Luckily the treatment he received was successful and, after eight days in hospital, he was able to go home.
He has since been given a clean bill of health and has had a course of three injections at Clyde Vets’ surgery in Wishaw to protect him against parvovirus in future.
Fabienne added: “It was so rewarding when Reggie pulled through as the odds were really against him. When he came into the practice for his second vaccine I just had to have a cuddle – I couldn’t believe how much he’d grown!”
Reece said Reggie is now alert, inquisitive and full of energy – just like any healthy pup should be.
He said: “I can’t thank Fabienne and the other vets and nurses enough for saving Reggie. The level of care they gave him was outstanding; to go from being barely alive to how he is now is incredible.
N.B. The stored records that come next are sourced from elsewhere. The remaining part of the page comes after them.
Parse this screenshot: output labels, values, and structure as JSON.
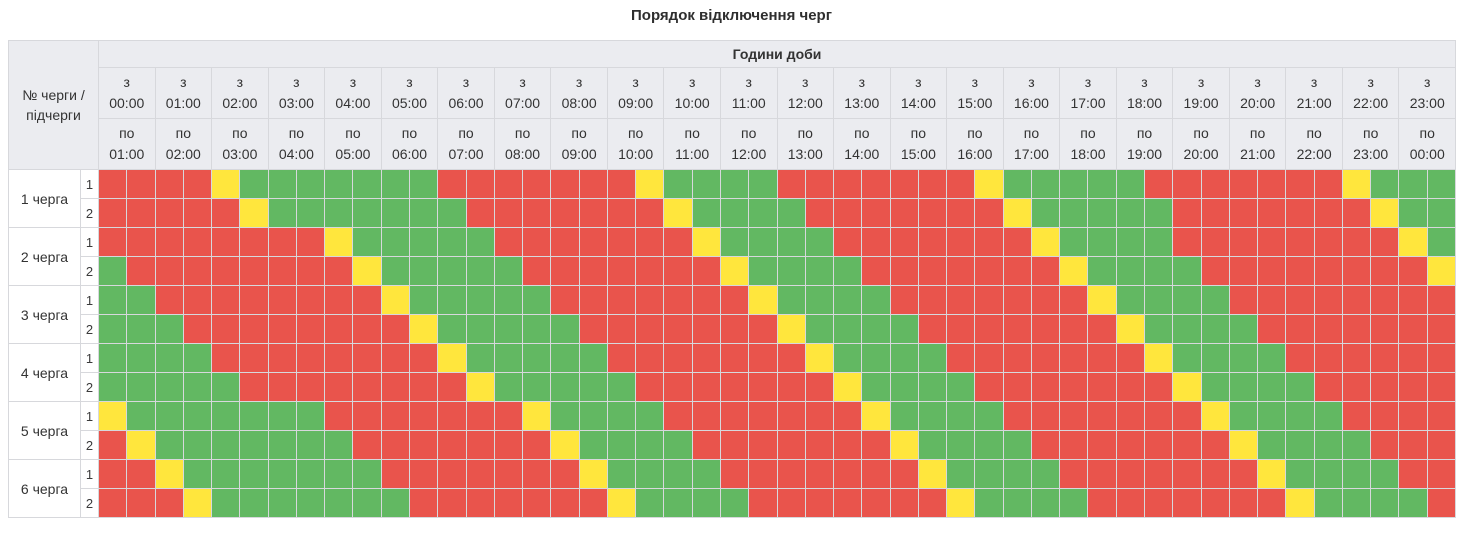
{
  "title": "Порядок відключення черг",
  "header": {
    "corner_label": "№ черги / підчерги",
    "hours_group_label": "Години доби",
    "from_word": "з",
    "to_word": "по"
  },
  "colors": {
    "R": "#e9544c",
    "G": "#62b862",
    "Y": "#ffe63d",
    "header_bg": "#ebecf0",
    "grid_line": "#d7d8dc",
    "text": "#333333"
  },
  "chart_data": {
    "type": "heatmap",
    "slot_minutes": 30,
    "cell_states": {
      "R": "red",
      "G": "green",
      "Y": "yellow"
    },
    "time_columns": [
      {
        "from": "00:00",
        "to": "01:00"
      },
      {
        "from": "01:00",
        "to": "02:00"
      },
      {
        "from": "02:00",
        "to": "03:00"
      },
      {
        "from": "03:00",
        "to": "04:00"
      },
      {
        "from": "04:00",
        "to": "05:00"
      },
      {
        "from": "05:00",
        "to": "06:00"
      },
      {
        "from": "06:00",
        "to": "07:00"
      },
      {
        "from": "07:00",
        "to": "08:00"
      },
      {
        "from": "08:00",
        "to": "09:00"
      },
      {
        "from": "09:00",
        "to": "10:00"
      },
      {
        "from": "10:00",
        "to": "11:00"
      },
      {
        "from": "11:00",
        "to": "12:00"
      },
      {
        "from": "12:00",
        "to": "13:00"
      },
      {
        "from": "13:00",
        "to": "14:00"
      },
      {
        "from": "14:00",
        "to": "15:00"
      },
      {
        "from": "15:00",
        "to": "16:00"
      },
      {
        "from": "16:00",
        "to": "17:00"
      },
      {
        "from": "17:00",
        "to": "18:00"
      },
      {
        "from": "18:00",
        "to": "19:00"
      },
      {
        "from": "19:00",
        "to": "20:00"
      },
      {
        "from": "20:00",
        "to": "21:00"
      },
      {
        "from": "21:00",
        "to": "22:00"
      },
      {
        "from": "22:00",
        "to": "23:00"
      },
      {
        "from": "23:00",
        "to": "00:00"
      }
    ],
    "groups": [
      {
        "label": "1 черга",
        "subrows": [
          {
            "num": "1",
            "cells": "RRRRYGGGGGGGRRRRRRRYGGGGRRRRRRRYGGGGGRRRRRRRYGGG"
          },
          {
            "num": "2",
            "cells": "RRRRRYGGGGGGGRRRRRRRYGGGGRRRRRRRYGGGGGRRRRRRRYGG"
          }
        ]
      },
      {
        "label": "2 черга",
        "subrows": [
          {
            "num": "1",
            "cells": "RRRRRRRRYGGGGGRRRRRRRYGGGGRRRRRRRYGGGGRRRRRRRRYG"
          },
          {
            "num": "2",
            "cells": "GRRRRRRRRYGGGGGRRRRRRRYGGGGRRRRRRRYGGGGRRRRRRRRY"
          }
        ]
      },
      {
        "label": "3 черга",
        "subrows": [
          {
            "num": "1",
            "cells": "GGRRRRRRRRYGGGGGRRRRRRRYGGGGRRRRRRRYGGGGRRRRRRRR"
          },
          {
            "num": "2",
            "cells": "GGGRRRRRRRRYGGGGGRRRRRRRYGGGGRRRRRRRYGGGGRRRRRRR"
          }
        ]
      },
      {
        "label": "4 черга",
        "subrows": [
          {
            "num": "1",
            "cells": "GGGGRRRRRRRRYGGGGGRRRRRRRYGGGGRRRRRRRYGGGGRRRRRR"
          },
          {
            "num": "2",
            "cells": "GGGGGRRRRRRRRYGGGGGRRRRRRRYGGGGRRRRRRRYGGGGRRRRR"
          }
        ]
      },
      {
        "label": "5 черга",
        "subrows": [
          {
            "num": "1",
            "cells": "YGGGGGGGRRRRRRRYGGGGRRRRRRRYGGGGRRRRRRRYGGGGRRRR"
          },
          {
            "num": "2",
            "cells": "RYGGGGGGGRRRRRRRYGGGGRRRRRRRYGGGGRRRRRRRYGGGGRRR"
          }
        ]
      },
      {
        "label": "6 черга",
        "subrows": [
          {
            "num": "1",
            "cells": "RRYGGGGGGGRRRRRRRYGGGGRRRRRRRYGGGGRRRRRRRYGGGGRR"
          },
          {
            "num": "2",
            "cells": "RRRYGGGGGGGRRRRRRRYGGGGRRRRRRRYGGGGRRRRRRRYGGGGR"
          }
        ]
      }
    ]
  }
}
“We bought Reggie after seeing an advert on the internet and were told he was eight weeks old. We now think he was only six weeks old and not even weaned from his mum.”
Clyde Veterinary Hospital advises new owners to go to a reputable breeder or rescue centre, make sure a pup has had its first parvovirus vaccination and check the vaccination card is not a photocopy.
Puppies should receive their first injection aged eight to 10 weeks, then two further vaccinations between 10 to 12 weeks and 16 to 18 weeks old. Adult dogs require regular booster injections to maintain immunity.
Fabienne added: “If you think your pet is showing signs of the disease, you should contact your vet immediately.”